Prank 9-1-1 Call Ties Up Crews for an Hour
By Cody Francis, Pittsburgh Tribune Review
Original publication date: Aug. 3, 2011
INDIANA COUNTY, Pa. — A prank 911 phone call sent emergency officials on an hourlong search for a woman who claimed she was giving birth in the parking lot of an Indiana County mall.
Gary Ryan, Indiana County’s 911 coordinator, said a dispatcher received a call on Tuesday night from a frantic woman asking for assistance after she began giving birth in a Chevrolet Tahoe in the parking lot of the Indiana Mall, near a theater.
Dispatchers then tried to trace the call but found it was made from an “administrative line,” which is “difficult and extremely time-consuming” to trace, Ryan said, so units were dispatched in an effort to find the vehicle.
“Based on the information that the caller gave us, we felt it was sufficient enough to locate (the caller),” Ryan said. “Some units were dispatched to locate and the caller remained on the line. It prompted a widespread response.”
Ryan said police and fire trucks in the area as well as community volunteers — including emergency room nurses — took to the streets for more than an hour to try to locate the caller, but had no luck.
He said the caller stayed on the line but was not responding to the dispatcher, which created an even greater sense of urgency.
“Initially, the caller was very dramatic, but eventually we just heard breathing on the phone,” Ryan said. “Now, we’re thinking we have an individual who just gave birth who is hemorrhaging and in shock, and there is a chance of imminent death, so we are very eager to find and help that individual.”
While units were still out searching for the caller, a dispatcher heard the sound of a train in the background during the phone call, which led officials to believe the call was from a different area.
After calling train dispatchers, Ryan said they were told the nearest train running at the time was in Punxsutawney — almost 30 miles away.
“At that point, we were running out of resources and were trying to be as innovative as we could,” Ryan said, adding that crews then broadcasted a message over the criminal information system.
The message was returned by 911 officials from Butler County who said they had run into a similar incident earlier in the day and had no luck finding the caller.
Ryan said the search was then called off and the phone call was deemed a prank. He added that the search not only hurt emergency responders financially — ambulance services require paid personnel and fire trucks and other vehicles have to pay for fuel — but it also affected the safety of the community.

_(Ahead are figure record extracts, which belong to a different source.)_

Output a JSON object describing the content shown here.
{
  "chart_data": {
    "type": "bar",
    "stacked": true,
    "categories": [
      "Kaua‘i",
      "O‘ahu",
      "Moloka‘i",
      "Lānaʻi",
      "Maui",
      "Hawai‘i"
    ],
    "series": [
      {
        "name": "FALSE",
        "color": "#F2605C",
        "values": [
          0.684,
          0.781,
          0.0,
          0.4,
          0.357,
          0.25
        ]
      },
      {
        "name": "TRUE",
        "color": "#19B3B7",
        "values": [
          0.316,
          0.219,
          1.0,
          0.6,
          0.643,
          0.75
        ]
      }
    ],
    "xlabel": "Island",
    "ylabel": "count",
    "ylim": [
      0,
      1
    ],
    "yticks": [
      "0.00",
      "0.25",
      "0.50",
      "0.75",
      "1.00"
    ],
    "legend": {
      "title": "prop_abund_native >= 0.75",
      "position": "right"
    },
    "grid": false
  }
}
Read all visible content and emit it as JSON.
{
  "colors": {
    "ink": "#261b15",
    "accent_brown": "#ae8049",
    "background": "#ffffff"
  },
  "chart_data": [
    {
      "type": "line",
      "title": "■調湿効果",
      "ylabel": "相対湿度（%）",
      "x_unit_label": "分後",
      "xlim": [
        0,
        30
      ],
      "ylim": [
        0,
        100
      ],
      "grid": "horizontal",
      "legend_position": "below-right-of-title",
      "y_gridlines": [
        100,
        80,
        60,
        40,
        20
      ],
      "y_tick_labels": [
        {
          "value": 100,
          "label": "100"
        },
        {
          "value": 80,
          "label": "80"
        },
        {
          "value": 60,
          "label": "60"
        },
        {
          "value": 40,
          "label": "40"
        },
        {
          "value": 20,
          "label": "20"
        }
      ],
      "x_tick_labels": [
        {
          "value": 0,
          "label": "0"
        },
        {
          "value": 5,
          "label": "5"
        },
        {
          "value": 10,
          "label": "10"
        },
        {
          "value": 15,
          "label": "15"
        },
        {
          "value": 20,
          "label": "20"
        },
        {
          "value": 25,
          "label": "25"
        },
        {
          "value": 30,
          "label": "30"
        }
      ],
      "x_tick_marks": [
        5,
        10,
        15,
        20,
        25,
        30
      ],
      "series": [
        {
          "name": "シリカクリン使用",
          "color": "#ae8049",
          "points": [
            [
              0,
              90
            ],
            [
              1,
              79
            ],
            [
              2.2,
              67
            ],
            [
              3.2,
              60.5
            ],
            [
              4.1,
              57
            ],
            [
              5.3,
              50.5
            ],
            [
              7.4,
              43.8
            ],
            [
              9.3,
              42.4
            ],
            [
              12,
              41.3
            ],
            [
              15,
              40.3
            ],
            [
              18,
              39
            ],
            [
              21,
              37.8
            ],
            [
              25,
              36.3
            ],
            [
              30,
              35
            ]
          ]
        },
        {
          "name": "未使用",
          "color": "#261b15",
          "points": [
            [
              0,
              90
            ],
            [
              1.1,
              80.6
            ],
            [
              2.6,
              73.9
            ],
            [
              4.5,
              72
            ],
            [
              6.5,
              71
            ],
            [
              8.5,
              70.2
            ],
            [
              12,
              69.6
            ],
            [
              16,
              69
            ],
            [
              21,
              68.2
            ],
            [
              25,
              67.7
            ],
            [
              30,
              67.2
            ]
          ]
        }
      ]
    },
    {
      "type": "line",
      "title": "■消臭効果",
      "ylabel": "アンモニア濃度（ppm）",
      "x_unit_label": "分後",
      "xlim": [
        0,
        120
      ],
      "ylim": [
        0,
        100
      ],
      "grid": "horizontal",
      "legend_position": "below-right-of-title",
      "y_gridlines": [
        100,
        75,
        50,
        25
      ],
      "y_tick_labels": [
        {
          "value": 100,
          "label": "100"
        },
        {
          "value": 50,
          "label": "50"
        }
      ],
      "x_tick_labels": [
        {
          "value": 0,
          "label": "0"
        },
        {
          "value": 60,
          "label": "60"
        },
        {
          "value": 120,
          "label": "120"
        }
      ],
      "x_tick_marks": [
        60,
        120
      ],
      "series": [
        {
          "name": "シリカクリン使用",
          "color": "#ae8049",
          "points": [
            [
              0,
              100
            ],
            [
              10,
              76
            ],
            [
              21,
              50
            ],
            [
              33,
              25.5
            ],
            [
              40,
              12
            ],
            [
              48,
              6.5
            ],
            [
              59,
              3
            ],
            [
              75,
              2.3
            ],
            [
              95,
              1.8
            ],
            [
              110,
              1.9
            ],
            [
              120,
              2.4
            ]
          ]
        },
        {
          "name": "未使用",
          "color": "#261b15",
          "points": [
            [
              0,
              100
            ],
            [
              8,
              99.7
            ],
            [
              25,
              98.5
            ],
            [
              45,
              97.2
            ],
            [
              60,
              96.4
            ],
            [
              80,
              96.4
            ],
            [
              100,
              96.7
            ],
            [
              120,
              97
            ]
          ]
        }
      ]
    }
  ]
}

“Naturally, a large response would be expected because you want to find the individual,” he said. “Because this is a prank, it takes away those resources from someone who might need them and it puts the community in a vulnerable position.
“You want to provide for individuals in need and to see that someone would be so inconsiderate to the community to do something like that, naturally it causes frustration,” Ryan added.